Multipath is doing this way for all the configurable parameters like 
get_prio/get_uid/pgpolicy etc.
So my questions is: 
Is this sequence of loading reasonable?

And by the way,  all controllers' default value for no_path_retry 
are set to NO_PATH_RETRY_UNDEF except COMPAQ/HP HSV and EMC clariion.
So HP HSV might have the same problem as well,with HP HSV's no_path_retry
 default value being 60.

Comment 3 Ben Marzinski 2007-10-29 20:49:04 UTC

I have a few questions about this.  Is there only one path to the device?  The
no_path_retry parameter should only effect operation when the last path is
removed. If there are still active paths, and you are queuing IO until the
no_path_retry limit is reached, then that is a problem all by itself.

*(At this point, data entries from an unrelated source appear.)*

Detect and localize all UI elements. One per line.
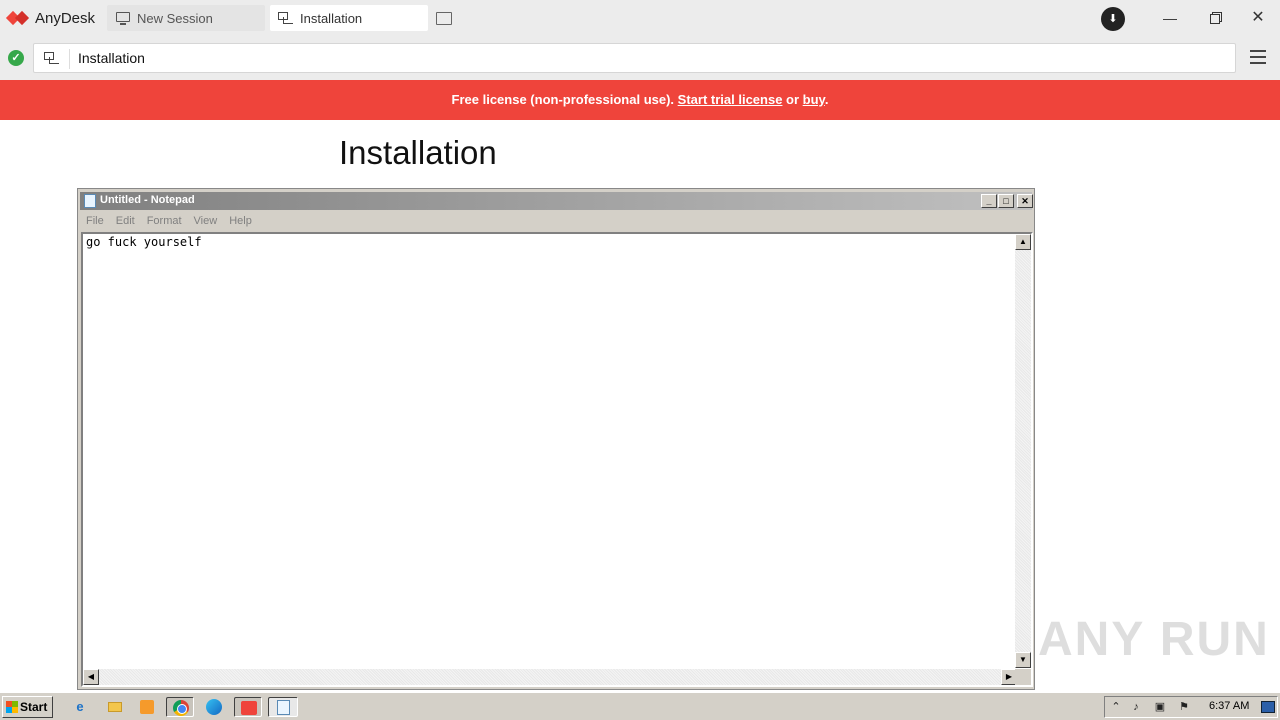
anydesk-logo: AnyDesk — [5, 8, 96, 28]
anydesk-window: AnyDesk New Session Installation ⬇ — ✕ ✓… — [0, 0, 1280, 720]
monitor-icon — [115, 11, 131, 25]
anydesk-logo-icon — [5, 10, 31, 26]
app-name: AnyDesk — [35, 9, 96, 27]
resize-grip-icon[interactable] — [1015, 669, 1031, 685]
anydesk-taskbar-icon[interactable] — [234, 697, 262, 717]
notepad-content: go fuck yourself — [86, 235, 202, 249]
remote-session-icon — [44, 51, 60, 65]
tab-label: Installation — [300, 10, 363, 26]
address-input[interactable]: Installation — [33, 43, 1236, 73]
internet-explorer-icon[interactable]: e — [69, 697, 91, 717]
windows-logo-icon — [6, 701, 18, 713]
download-icon[interactable]: ⬇ — [1101, 7, 1125, 31]
notepad-minimize-button[interactable]: _ — [981, 194, 997, 208]
title-bar: AnyDesk New Session Installation ⬇ — ✕ — [0, 0, 1280, 36]
address-value: Installation — [78, 50, 145, 66]
vertical-scrollbar[interactable]: ▲ ▼ — [1015, 234, 1031, 668]
menu-view[interactable]: View — [188, 212, 224, 230]
notepad-title: Untitled - Notepad — [100, 194, 195, 206]
menu-help[interactable]: Help — [223, 212, 258, 230]
notepad-taskbar-icon[interactable] — [268, 697, 298, 717]
menu-file[interactable]: File — [80, 212, 110, 230]
tab-new-session[interactable]: New Session — [107, 5, 265, 31]
main-menu-icon[interactable] — [1250, 50, 1266, 64]
close-button[interactable]: ✕ — [1247, 8, 1269, 28]
clock[interactable]: 6:37 AM — [1209, 700, 1249, 712]
divider — [69, 49, 70, 69]
tab-label: New Session — [137, 10, 213, 26]
notepad-close-button[interactable]: ✕ — [1017, 194, 1033, 208]
show-desktop-icon[interactable] — [1261, 701, 1275, 713]
remote-page-title: Installation — [339, 134, 497, 171]
tab-installation[interactable]: Installation — [270, 5, 428, 31]
banner-or: or — [782, 92, 803, 107]
notepad-text-area[interactable]: go fuck yourself ▲ ▼ ◀ ▶ — [81, 232, 1033, 687]
address-bar: ✓ Installation — [0, 36, 1280, 80]
remote-session-icon — [278, 11, 294, 25]
notepad-menu-bar: File Edit Format View Help — [80, 212, 258, 230]
scroll-left-button[interactable]: ◀ — [83, 669, 99, 685]
notepad-icon — [84, 194, 96, 208]
network-icon[interactable]: ▣ — [1153, 700, 1167, 714]
banner-period: . — [824, 92, 829, 107]
buy-link[interactable]: buy — [803, 92, 825, 107]
menu-edit[interactable]: Edit — [110, 212, 141, 230]
start-trial-link[interactable]: Start trial license — [678, 92, 783, 107]
anyrun-watermark: ANY RUN — [1038, 613, 1270, 666]
show-hidden-icons-icon[interactable]: ⌃ — [1109, 700, 1123, 714]
scroll-up-button[interactable]: ▲ — [1015, 234, 1031, 250]
notepad-window[interactable]: Untitled - Notepad _ □ ✕ File Edit Forma… — [77, 188, 1035, 690]
media-player-icon[interactable] — [136, 697, 158, 717]
notepad-title-bar[interactable]: Untitled - Notepad _ □ ✕ — [80, 192, 1033, 210]
license-banner: Free license (non-professional use). Sta… — [0, 80, 1280, 120]
new-tab-icon[interactable] — [436, 12, 452, 25]
action-center-flag-icon[interactable]: ⚑ — [1177, 700, 1191, 714]
menu-format[interactable]: Format — [141, 212, 188, 230]
start-label: Start — [20, 700, 48, 714]
remote-taskbar: Start e ⌃ ♪ ▣ ⚑ 6:37 AM — [0, 692, 1280, 720]
minimize-button[interactable]: — — [1159, 8, 1181, 28]
start-button[interactable]: Start — [2, 696, 53, 718]
banner-text: Free license (non-professional use). — [451, 92, 678, 107]
scroll-down-button[interactable]: ▼ — [1015, 652, 1031, 668]
edge-icon[interactable] — [203, 697, 225, 717]
file-explorer-icon[interactable] — [104, 697, 126, 717]
connection-status-icon: ✓ — [8, 50, 24, 66]
horizontal-scrollbar[interactable]: ◀ ▶ — [83, 669, 1017, 685]
chrome-icon[interactable] — [166, 697, 194, 717]
system-tray: ⌃ ♪ ▣ ⚑ 6:37 AM — [1104, 696, 1278, 718]
volume-icon[interactable]: ♪ — [1129, 700, 1143, 714]
restore-button[interactable] — [1204, 8, 1226, 28]
notepad-maximize-button[interactable]: □ — [998, 194, 1014, 208]
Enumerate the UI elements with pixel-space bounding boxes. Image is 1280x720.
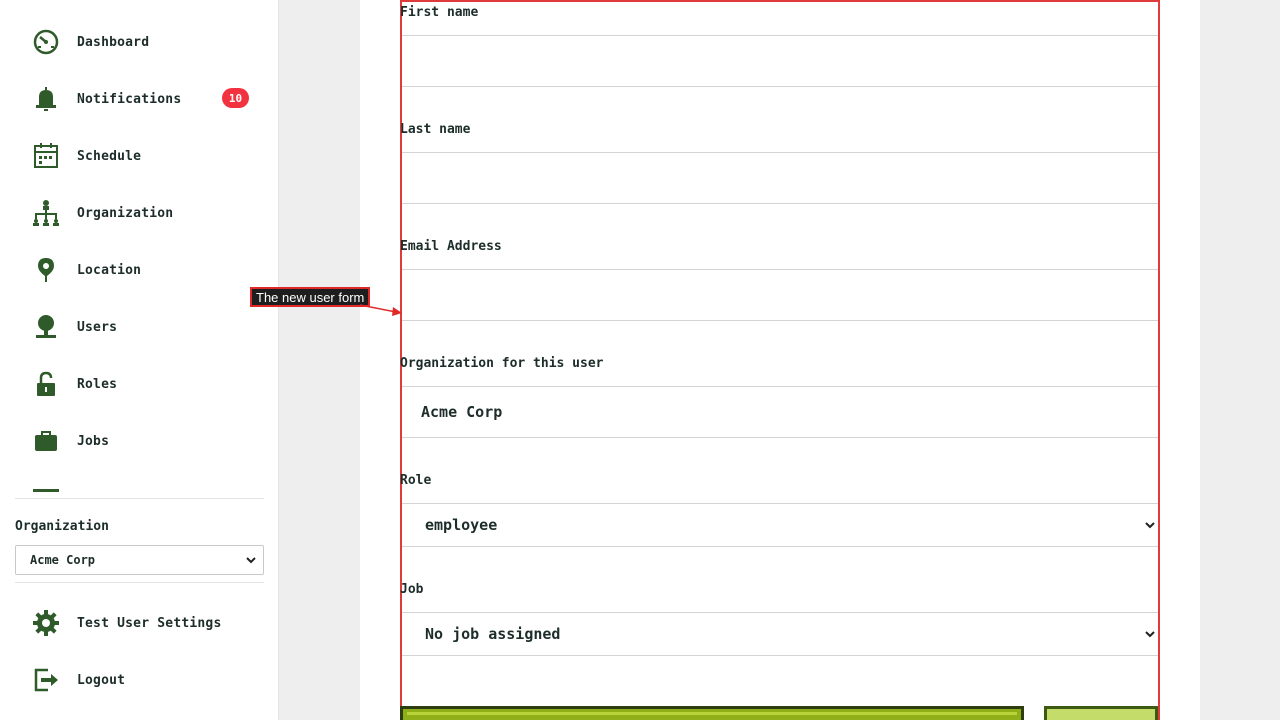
chevron-down-icon bbox=[246, 557, 256, 564]
sidebar-scroll-overflow-hint bbox=[33, 489, 59, 492]
sidebar-item-users[interactable]: Users bbox=[30, 311, 260, 343]
sidebar-item-label: Organization bbox=[77, 205, 174, 221]
last-name-input[interactable] bbox=[402, 152, 1158, 204]
briefcase-icon bbox=[30, 425, 62, 457]
sidebar-item-jobs[interactable]: Jobs bbox=[30, 425, 260, 457]
organization-select-value: Acme Corp bbox=[30, 553, 96, 567]
logout-icon bbox=[30, 664, 62, 696]
sidebar: Dashboard Notifications 10 Schedule Orga… bbox=[0, 0, 279, 720]
gear-icon bbox=[30, 607, 62, 639]
sidebar-item-label: Roles bbox=[77, 376, 118, 392]
secondary-button[interactable] bbox=[1044, 706, 1158, 720]
user-icon bbox=[30, 311, 62, 343]
sidebar-item-notifications[interactable]: Notifications 10 bbox=[30, 83, 260, 115]
organization-field-label: Organization for this user bbox=[400, 356, 604, 371]
annotation-label: The new user form bbox=[250, 287, 371, 307]
sidebar-item-label: Test User Settings bbox=[77, 615, 222, 631]
last-name-label: Last name bbox=[400, 122, 471, 137]
sidebar-item-location[interactable]: Location bbox=[30, 254, 260, 286]
notification-count-badge: 10 bbox=[222, 88, 249, 108]
sidebar-item-schedule[interactable]: Schedule bbox=[30, 140, 260, 172]
organization-select[interactable]: Acme Corp bbox=[15, 545, 264, 575]
org-chart-icon bbox=[30, 197, 62, 229]
role-select[interactable]: employee bbox=[402, 503, 1158, 547]
dashboard-icon bbox=[30, 26, 62, 58]
organization-label: Organization bbox=[15, 519, 109, 534]
job-select[interactable]: No job assigned bbox=[402, 612, 1158, 656]
chevron-down-icon bbox=[1145, 631, 1155, 638]
sidebar-item-organization[interactable]: Organization bbox=[30, 197, 260, 229]
sidebar-divider bbox=[15, 498, 264, 499]
first-name-input[interactable] bbox=[402, 35, 1158, 87]
sidebar-item-dashboard[interactable]: Dashboard bbox=[30, 26, 260, 58]
bell-icon bbox=[30, 83, 62, 115]
annotation-arrow bbox=[359, 304, 402, 316]
job-label: Job bbox=[400, 582, 424, 597]
sidebar-item-label: Logout bbox=[77, 672, 126, 688]
unlock-icon bbox=[30, 368, 62, 400]
chevron-down-icon bbox=[1145, 522, 1155, 529]
sidebar-item-label: Notifications bbox=[77, 91, 182, 107]
location-pin-icon bbox=[30, 254, 62, 286]
calendar-icon bbox=[30, 140, 62, 172]
role-label: Role bbox=[400, 473, 432, 488]
submit-button[interactable] bbox=[400, 706, 1024, 720]
email-label: Email Address bbox=[400, 239, 502, 254]
job-select-value: No job assigned bbox=[425, 625, 561, 643]
sidebar-item-label: Schedule bbox=[77, 148, 142, 164]
sidebar-item-logout[interactable]: Logout bbox=[30, 664, 260, 696]
first-name-label: First name bbox=[400, 5, 479, 20]
sidebar-item-label: Users bbox=[77, 319, 118, 335]
email-input[interactable] bbox=[402, 269, 1158, 321]
sidebar-item-label: Dashboard bbox=[77, 34, 150, 50]
role-select-value: employee bbox=[425, 516, 498, 534]
sidebar-item-label: Location bbox=[77, 262, 142, 278]
sidebar-item-label: Jobs bbox=[77, 433, 110, 449]
sidebar-divider bbox=[15, 582, 264, 583]
sidebar-item-roles[interactable]: Roles bbox=[30, 368, 260, 400]
organization-input[interactable]: Acme Corp bbox=[402, 386, 1158, 438]
sidebar-item-test-user-settings[interactable]: Test User Settings bbox=[30, 607, 260, 639]
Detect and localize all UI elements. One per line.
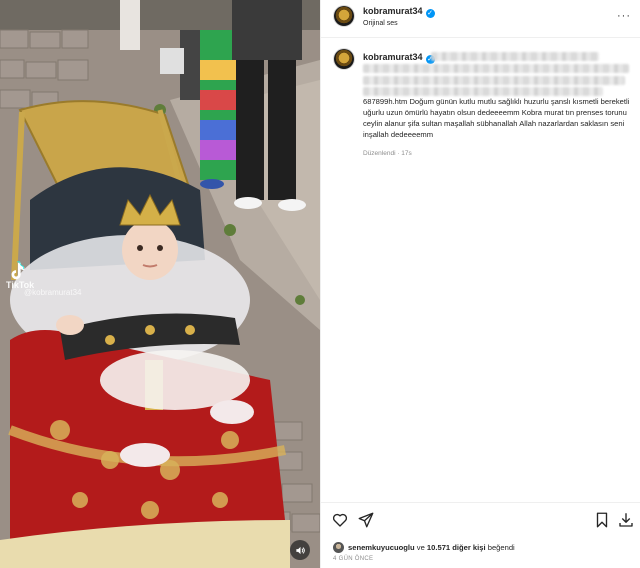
caption-text: 687899h.htm Doğum günün kutlu mutlu sağl…	[363, 97, 630, 139]
verified-badge-icon: ✓	[425, 9, 435, 18]
liked-by-conjunction: ve	[414, 543, 427, 552]
action-bar: senemkuyucuoglu ve 10.571 diğer kişi beğ…	[321, 502, 640, 568]
comment-username-text[interactable]: kobramurat34	[363, 52, 423, 62]
post-photo	[0, 0, 320, 568]
avatar[interactable]	[333, 48, 355, 70]
audio-label[interactable]: Orijinal ses	[363, 20, 398, 27]
liked-by-username[interactable]: senemkuyucuoglu	[348, 543, 415, 552]
share-icon[interactable]	[357, 511, 375, 529]
more-options-button[interactable]: ···	[617, 10, 631, 22]
liked-by-row[interactable]: senemkuyucuoglu ve 10.571 diğer kişi beğ…	[333, 542, 515, 553]
avatar[interactable]	[333, 5, 355, 27]
blurred-text-line	[363, 64, 629, 73]
blurred-text-line	[363, 76, 625, 85]
post-media[interactable]: TikTok @kobramurat34	[0, 0, 320, 568]
post-header: kobramurat34 ✓ Orijinal ses ···	[321, 0, 640, 38]
tiktok-watermark: TikTok @kobramurat34	[6, 260, 81, 297]
avatar[interactable]	[333, 542, 344, 553]
header-username-text[interactable]: kobramurat34	[363, 6, 423, 16]
liked-by-count[interactable]: 10.571 diğer kişi	[427, 543, 486, 552]
post-side-panel: kobramurat34 ✓ Orijinal ses ··· kobramura…	[320, 0, 640, 568]
bookmark-icon[interactable]	[593, 511, 611, 529]
edited-timestamp: Düzenlendi · 17s	[363, 150, 412, 157]
post-date[interactable]: 4 GÜN ÖNCE	[333, 556, 373, 562]
comment-username[interactable]: kobramurat34 ✓	[363, 52, 435, 64]
download-icon[interactable]	[617, 511, 635, 529]
liked-by-suffix: beğendi	[485, 543, 515, 552]
sound-toggle-button[interactable]	[290, 540, 310, 560]
blurred-text-line	[431, 52, 599, 61]
tiktok-icon	[11, 261, 25, 280]
header-username[interactable]: kobramurat34 ✓	[363, 6, 435, 18]
tiktok-handle: @kobramurat34	[24, 288, 82, 297]
instagram-post: TikTok @kobramurat34 kobramurat34 ✓ Oriji…	[0, 0, 640, 568]
heart-icon[interactable]	[331, 511, 349, 529]
speaker-icon	[295, 546, 305, 554]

However, the configuration loading order in not a problem. First multipath tries
to load from the multipath specific parameters, then the controller specific
parameters, then the parameters specified in the defaults section of the config
file. If none of these set a value for the parameter, then it uses a sensible
compiled in default.

hwtable.c sets some compiled in controller specific defaults.  These are checked
 along with the user defined controller specific parameters. However, user
supplied parameters are given priority. So, user supplied parameters in the 
devices section of the config file overwrite the compiled in ones for that
controller.  I am assuming that you set no_path_retry in the defaults section of
the config file.

Comment 5 Tom Coughlan 2010-03-05 18:31:46 UTC

No reply for over 2 years, and no other reports like this. Closing.